There have been exhaustive looks at the Old Testament that shows God’s judgments, and this is not another one. I think the point has been shown that God has always given a way out for his children in the midst of Judgment, has been patient, and that his judgment usually meant expulsion from their land, not death to his people… and this was before the covenant of grace. For that debate, I suggest Google. You’ll find plenty of research material from either vantage point.
But let’s look at Christ’s example. In John chapter 9 we read, As he went along, he saw a man blind from birth. His disciples asked him, “Rabbi, who sinned, this man or his parents, that he was born blind?” “Neither this man nor his parents sinned,” said Jesus, “but this happened so that the works of God might be displayed in him.” God didn’t send the sickness, that comes from the enemy, but it was an opportunity for the God of the universe to be made known…. as well as his goodness and his love for the sick, the ones in bondage, the hurting and lost.
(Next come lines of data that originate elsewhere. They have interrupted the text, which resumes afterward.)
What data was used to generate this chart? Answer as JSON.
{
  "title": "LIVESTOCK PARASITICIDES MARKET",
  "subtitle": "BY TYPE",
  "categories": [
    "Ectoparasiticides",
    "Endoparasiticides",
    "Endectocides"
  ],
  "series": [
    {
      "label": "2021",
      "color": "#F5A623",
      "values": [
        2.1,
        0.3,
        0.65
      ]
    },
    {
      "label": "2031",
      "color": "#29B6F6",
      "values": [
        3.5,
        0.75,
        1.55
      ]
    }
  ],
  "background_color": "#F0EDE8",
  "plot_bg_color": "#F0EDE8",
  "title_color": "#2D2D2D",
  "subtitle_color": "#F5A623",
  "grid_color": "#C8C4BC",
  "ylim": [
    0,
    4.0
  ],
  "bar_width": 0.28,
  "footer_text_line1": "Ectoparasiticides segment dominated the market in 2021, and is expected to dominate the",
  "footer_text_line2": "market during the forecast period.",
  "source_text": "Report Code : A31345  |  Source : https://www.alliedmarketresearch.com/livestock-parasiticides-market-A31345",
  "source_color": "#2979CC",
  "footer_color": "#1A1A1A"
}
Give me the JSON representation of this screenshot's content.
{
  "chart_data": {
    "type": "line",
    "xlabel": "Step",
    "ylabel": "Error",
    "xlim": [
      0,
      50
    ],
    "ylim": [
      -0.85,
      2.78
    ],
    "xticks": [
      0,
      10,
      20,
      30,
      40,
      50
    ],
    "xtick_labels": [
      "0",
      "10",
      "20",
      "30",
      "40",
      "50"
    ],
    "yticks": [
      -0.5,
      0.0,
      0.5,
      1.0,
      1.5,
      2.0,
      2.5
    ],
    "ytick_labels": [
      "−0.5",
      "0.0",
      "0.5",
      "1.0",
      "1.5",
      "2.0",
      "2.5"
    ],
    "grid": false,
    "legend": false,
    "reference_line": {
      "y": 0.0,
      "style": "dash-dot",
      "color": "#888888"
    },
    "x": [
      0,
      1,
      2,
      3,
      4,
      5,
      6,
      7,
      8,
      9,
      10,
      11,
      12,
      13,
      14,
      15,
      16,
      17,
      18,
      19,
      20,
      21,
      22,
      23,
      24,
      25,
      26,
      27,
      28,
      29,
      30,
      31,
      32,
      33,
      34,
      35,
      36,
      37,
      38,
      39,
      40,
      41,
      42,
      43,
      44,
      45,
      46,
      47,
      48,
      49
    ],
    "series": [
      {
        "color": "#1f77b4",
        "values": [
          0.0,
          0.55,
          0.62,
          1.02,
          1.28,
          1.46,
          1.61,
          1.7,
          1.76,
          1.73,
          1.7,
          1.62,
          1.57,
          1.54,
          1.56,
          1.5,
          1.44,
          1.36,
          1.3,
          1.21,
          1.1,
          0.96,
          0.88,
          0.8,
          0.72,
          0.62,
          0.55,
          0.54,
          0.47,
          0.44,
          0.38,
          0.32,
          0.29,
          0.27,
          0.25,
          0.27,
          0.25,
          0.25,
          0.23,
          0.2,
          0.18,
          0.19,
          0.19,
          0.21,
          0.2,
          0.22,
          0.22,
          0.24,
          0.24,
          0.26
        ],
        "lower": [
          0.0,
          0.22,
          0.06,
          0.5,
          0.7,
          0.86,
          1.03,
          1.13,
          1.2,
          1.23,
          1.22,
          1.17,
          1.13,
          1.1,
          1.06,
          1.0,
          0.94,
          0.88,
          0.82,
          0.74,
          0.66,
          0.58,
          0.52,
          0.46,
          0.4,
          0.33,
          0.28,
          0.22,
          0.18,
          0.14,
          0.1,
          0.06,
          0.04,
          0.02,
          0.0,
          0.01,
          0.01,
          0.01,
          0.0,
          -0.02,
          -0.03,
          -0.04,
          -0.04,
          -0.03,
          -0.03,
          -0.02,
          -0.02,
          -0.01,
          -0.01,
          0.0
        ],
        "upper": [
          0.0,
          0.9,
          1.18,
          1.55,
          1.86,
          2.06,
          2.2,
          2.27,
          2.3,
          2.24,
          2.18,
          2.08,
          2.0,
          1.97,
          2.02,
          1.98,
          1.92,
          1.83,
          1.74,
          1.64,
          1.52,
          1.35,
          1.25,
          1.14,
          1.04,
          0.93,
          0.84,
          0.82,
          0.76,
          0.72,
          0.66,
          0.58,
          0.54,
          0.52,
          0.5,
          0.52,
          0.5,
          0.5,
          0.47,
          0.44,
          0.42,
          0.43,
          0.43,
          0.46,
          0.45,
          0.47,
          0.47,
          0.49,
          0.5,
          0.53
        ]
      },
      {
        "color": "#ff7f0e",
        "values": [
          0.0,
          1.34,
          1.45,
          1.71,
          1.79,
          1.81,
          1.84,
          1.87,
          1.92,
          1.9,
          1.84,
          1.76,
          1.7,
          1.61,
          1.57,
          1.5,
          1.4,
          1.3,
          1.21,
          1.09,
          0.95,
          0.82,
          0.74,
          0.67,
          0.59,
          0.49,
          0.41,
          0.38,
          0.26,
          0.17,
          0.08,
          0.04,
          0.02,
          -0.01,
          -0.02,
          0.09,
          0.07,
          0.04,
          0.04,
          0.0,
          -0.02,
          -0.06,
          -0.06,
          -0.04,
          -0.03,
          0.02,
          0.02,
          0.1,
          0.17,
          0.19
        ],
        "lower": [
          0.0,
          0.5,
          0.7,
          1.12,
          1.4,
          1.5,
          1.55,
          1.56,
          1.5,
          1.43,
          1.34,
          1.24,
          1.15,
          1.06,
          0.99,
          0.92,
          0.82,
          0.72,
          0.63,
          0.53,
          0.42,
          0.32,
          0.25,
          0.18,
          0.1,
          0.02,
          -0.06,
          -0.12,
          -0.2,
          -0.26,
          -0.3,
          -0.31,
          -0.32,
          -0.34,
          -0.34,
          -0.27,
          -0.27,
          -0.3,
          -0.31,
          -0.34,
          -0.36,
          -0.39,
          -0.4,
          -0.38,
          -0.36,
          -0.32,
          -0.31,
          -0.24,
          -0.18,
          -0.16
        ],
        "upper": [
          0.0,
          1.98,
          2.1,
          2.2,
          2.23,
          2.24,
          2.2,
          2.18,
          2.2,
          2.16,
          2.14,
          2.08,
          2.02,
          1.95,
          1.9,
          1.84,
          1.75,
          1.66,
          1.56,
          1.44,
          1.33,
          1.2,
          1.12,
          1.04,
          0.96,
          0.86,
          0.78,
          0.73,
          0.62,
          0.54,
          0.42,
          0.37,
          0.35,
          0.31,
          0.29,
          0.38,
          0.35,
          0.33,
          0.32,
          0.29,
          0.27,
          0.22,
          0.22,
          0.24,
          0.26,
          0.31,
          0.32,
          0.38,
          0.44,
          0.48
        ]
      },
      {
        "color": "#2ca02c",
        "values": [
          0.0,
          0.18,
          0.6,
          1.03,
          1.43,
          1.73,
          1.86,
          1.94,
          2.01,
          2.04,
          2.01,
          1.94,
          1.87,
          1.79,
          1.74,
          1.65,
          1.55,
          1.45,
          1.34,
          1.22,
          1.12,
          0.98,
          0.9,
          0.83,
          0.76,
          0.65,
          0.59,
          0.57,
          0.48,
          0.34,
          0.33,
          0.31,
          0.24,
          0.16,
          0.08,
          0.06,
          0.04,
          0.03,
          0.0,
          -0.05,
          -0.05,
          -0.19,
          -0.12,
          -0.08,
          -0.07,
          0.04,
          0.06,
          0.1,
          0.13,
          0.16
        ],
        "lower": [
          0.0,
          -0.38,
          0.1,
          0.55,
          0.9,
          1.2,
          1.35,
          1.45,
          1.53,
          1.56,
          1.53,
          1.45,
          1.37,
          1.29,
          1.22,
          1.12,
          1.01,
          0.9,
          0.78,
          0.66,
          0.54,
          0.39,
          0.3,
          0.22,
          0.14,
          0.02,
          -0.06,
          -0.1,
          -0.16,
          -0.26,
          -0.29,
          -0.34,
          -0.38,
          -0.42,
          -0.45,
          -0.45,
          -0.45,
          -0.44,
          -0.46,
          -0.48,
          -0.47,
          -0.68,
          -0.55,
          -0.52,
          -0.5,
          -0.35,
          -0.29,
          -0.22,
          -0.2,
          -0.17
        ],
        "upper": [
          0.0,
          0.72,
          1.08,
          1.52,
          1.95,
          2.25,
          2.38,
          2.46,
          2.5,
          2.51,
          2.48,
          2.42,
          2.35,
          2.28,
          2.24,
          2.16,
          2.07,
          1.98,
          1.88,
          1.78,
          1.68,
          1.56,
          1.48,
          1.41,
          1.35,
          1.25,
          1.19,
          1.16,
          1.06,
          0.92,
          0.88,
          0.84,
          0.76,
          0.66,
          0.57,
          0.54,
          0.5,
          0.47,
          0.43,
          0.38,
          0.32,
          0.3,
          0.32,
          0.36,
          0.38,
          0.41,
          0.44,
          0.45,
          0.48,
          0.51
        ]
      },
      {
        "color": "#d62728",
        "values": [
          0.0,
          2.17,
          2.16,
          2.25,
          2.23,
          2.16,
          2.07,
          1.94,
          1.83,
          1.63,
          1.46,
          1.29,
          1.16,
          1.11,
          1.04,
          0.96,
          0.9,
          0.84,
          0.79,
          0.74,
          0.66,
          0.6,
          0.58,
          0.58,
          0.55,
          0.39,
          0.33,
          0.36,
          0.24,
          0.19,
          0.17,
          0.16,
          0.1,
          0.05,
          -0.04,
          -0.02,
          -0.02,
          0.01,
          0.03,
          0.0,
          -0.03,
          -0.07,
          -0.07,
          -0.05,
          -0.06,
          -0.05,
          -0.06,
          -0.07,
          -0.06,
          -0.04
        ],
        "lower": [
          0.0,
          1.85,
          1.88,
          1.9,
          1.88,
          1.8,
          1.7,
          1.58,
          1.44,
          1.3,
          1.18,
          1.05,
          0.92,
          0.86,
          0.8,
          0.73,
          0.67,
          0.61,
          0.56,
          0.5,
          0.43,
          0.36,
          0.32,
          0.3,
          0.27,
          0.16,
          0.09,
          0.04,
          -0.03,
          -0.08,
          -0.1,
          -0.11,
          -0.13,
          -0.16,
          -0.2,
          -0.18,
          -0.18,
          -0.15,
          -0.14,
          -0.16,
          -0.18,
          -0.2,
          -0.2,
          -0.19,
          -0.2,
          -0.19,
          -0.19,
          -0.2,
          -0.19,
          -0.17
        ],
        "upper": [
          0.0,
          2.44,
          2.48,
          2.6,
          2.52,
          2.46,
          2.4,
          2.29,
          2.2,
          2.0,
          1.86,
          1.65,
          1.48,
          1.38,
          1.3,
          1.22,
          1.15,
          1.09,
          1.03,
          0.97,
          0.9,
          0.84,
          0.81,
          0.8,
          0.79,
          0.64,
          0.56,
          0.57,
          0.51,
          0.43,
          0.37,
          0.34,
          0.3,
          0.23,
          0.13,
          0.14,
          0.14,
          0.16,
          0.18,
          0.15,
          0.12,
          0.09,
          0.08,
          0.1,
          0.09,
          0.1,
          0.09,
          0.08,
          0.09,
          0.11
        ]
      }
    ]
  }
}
Let’s look at another and I’ll make my point. In Luke 8 we have the story of the storm coming upon the disciples. One day Jesus said to his disciples, “Let us go over to the other side of the lake.” So they got into a boat and set out. As they sailed, he fell asleep. A squall came down on the lake, so that the boat was being swamped, and they were in great danger. The disciples went and woke him, saying, “Master, Master, we’re going to drown! He got up and rebuked the wind and the raging waters; the storm subsided, and all was calm. “Where is your faith?” he asked his disciples. Notice he asked the disciples where was “THEIR” faith? Why had they doubted… and why had THEY not rebuked the storm? Remember, he was teaching them to do as HE did. Did God send the storm? Only to rebuke it?
Christ is to be our example. We are to do the things he did. And we are to be full of faith like he was…. full of love like he was… So did God send Ebola to the US? Well, I can say “In my opinion” no. I can also say that that line of thinking doesn’t line up with the heart of God or the example I see in Jesus. His response was to face the sickness, the storm, the situation, and use it as an opportunity for God the Father to be made known and to be glorified.
So could I be wrong? Maybe… but here’s the fact. Even in judgement, our job is still to do the works of Christ and greater, so what would our response be? To stand up and proclaim the gospel, grace, love, to rebuke the coming storm, and to see God’s love be manifested. Remember Jonah? He brought a message of destruction to Nineveh, and then was disappointed when they listened, repented, and God granted them grace. The idea behind the message was God’s love and for the destruction NOT to happen. We seem to have more Jonahs then Jesus making their voices heard. I see a lot of Christians declaring God’s coming judgment, and not out sharing God’s love, pouring themselves out in evangelism, signs and wonders, healing the sick, screaming that the world is perishing and not giving themselves to save it. I call those hypocrites. Harsh? Maybe, but we don’t have time for games and comfortable words right now. Now is the time for the body of Christ to move past itself and into what God has called it to be.
I shared with my own family the story of John G Lake ministering during the Bubonic plague. (Google it) And it’s my take as well. I will not worry about getting sick. I never saw Jesus pray for the sick and worry about catching what they had, and he’s my example. I will not declare God’s judgment without also sharing God’s radical love. I will not get my patriotism and my Christianity mixed up, and confuse ire for the government for being a good Christian. I will not gripe about where our country is at, without giving my life to bring her the gospel. I will give my life to do the things Jesus did and declare the Kingdom of God is at hand.